Während viele Labour-Parteimitglieder dies als Chance sehen, einen harten »Brexit« zu verhindern, weigerte sich Corbyn vor der Gerichtsentscheidung, klar Stellung zu beziehen. Seinen Opportunismus kaum verhehlend ­betonte er, dass seine Partei das Ergebnis des Referendums akzeptiere und den Austritt nicht verhindern werde. Er stellte die Verhandlungsstrategie Mays prinzipiell nicht in Frage, sondern machte deutlich, dass er an einem effektiven Handelsabkommen und einer Beibehaltung von Richtlinien zu Umwelt und EU-Haftbefehlen interessiert sei. Das geht vielen Mitgliedern der ­Labour-Fraktion nicht weit genug.

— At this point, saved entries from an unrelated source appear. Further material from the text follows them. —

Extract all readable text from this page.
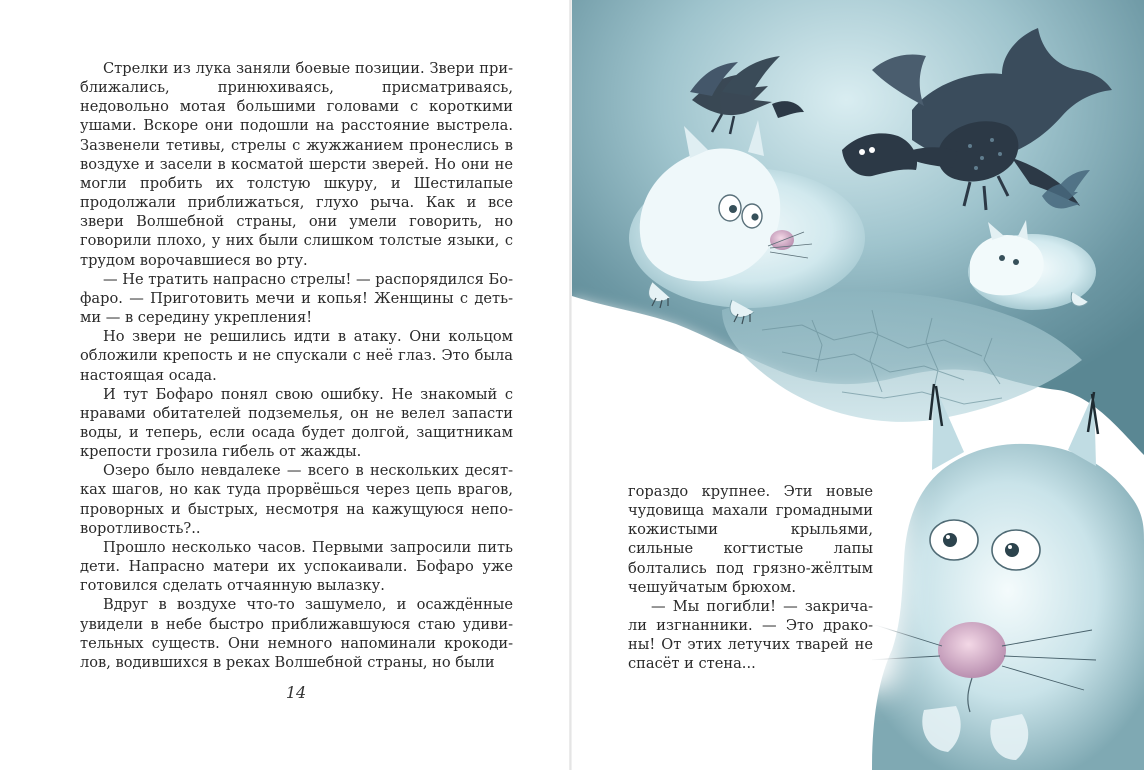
Стрелки из лука заняли боевые позиции. Звери приближались, принюхиваясь, присматриваясь, недовольно мотая большими головами с короткими ушами. Вскоре они подошли на расстояние выстрела. Зазвенели тетивы, стрелы с жужжанием пронеслись в воздухе и засели в косматой шерсти зверей. Но они не могли пробить их толстую шкуру, и Шестилапые продолжали приближаться, глухо рыча. Как и все звери Волшебной страны, они умели говорить, но говорили плохо, у них были слишком толстые языки, с трудом ворочавшиеся во рту.

— Не тратить напрасно стрелы! — распорядился Бофаро. — Приготовить мечи и копья! Женщины с детьми — в середину укрепления!

Но звери не решились идти в атаку. Они кольцом обложили крепость и не спускали с неё глаз. Это была настоящая осада.

И тут Бофаро понял свою ошибку. Не знакомый с нравами обитателей подземелья, он не велел запасти воды, и теперь, если осада будет долгой, защитникам крепости грозила гибель от жажды.

Озеро было невдалеке — всего в нескольких десятках шагов, но как туда прорвёшься через цепь врагов, проворных и быстрых, несмотря на кажущуюся неповоротливость?..

Прошло несколько часов. Первыми запросили пить дети. Напрасно матери их успокаивали. Бофаро уже готовился сделать отчаянную вылазку.

Вдруг в воздухе что-то зашумело, и осаждённые увидели в небе быстро приближавшуюся стаю удивительных существ. Они немного напоминали крокодилов, водившихся в реках Волшебной страны, но были

14

гораздо крупнее. Эти новые чудовища махали громадными кожистыми крыльями, сильные когтистые лапы болтались под грязно-жёлтым чешуйчатым брюхом.

— Мы погибли! — закричали изгнанники. — Это драконы! От этих летучих тварей не спасёт и стена...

43 von ihnen haben sich deshalb ­einer Gruppe von Parlamentsmitgliedern verschiedener Parteien angeschlossen, die den harten »Brexit« verhindern will. In einem Brief wandten sie sich direkt an die Premierministern, um ihren Unmut zu äußern. Das Verlassen des gemeinsamen Marktes würde bedeuten, dass Zölle für den Export eingeführt werden, beispielsweise zehn Prozent auf Autos, zwölf Prozent auf Kleidung und 40 Prozent auf Lammfleisch. Dies sei gravierend für Hersteller und Bauern, so die Abgeordneten. Außerdem würden Preise steigen, so dass die britischen Arbeiter letztendlich den Preis für den Austritt zahlen würden.
Die Vorsitzende der Scottish National Party, Nicola Sturgeon, äußerte ihre Opposition zu Mays Plänen wesentlich deutlicher. Sie bezeichnete die Verhandlungsstrategie als wirtschaftliche Katastrophe. Ihrer Ansicht nach werde May von der Obsession der harten Rechten der Tory-Partei getrieben. Sturgeon hob hervor, dass schottische ­Interessen in dieser Frage missachtet würden. Für die Schotten war die Gerichtsentscheidung kein Sieg. Das britische Parlament muss konsultiert werden, nicht aber die regionalen Parlamente. Sturgeon hält daher eine erneute Abstimmung über die schottische Unabhängigkeit für notwendig.
Für Labour ist die Gerichtsentscheidung letztendlich unwichtig, da Corbyn bereits zuvor klargestellt hat, dass seine Partei der Einleitung dem EU-Austritt nicht im Weg stehen werde. Die Regierung betonte gerade dies in einer Presseerklärung und sieht die Entscheidung deshalb nicht als Rückschlag. Vielmehr wird jetzt alles beschleunigt, das Gesetz zum EU-Austritt soll schon in den nächsten Tagen zur Abstimmung gestellt werden.
Fraglich ist allerdings, wie viel Spielraum die britische Regierung in den Verhandlungen mit der EU wirklich hat. Wenn Großbritannien mit Niedrig­steuern gegen die EU konkurrieren will, müsste die Regierung etwa ein bilaterales Handelsabkommen mit den USA abschließen. Der neue US-Präsident Donald Trump wird es May vermutlich nicht leicht machen und in ­jedem Abkommen auf den klaren Vorteil der USA aus sein. Ohne die EU wird es Großbritannien an diplomatischem Einfluss fehlen. Die Gerichtsentscheidung macht es zumindest möglich, einen Kompromiss in Sachen ­EU-Austritt zu erreichen, falls Labour und die Liberal Democrats ihre Stimmen im Parlament nutzen, um die Regierung unter Druck zu setzen. Zeit für lange Debatten wird ihnen die Regierung allerdings nicht geben.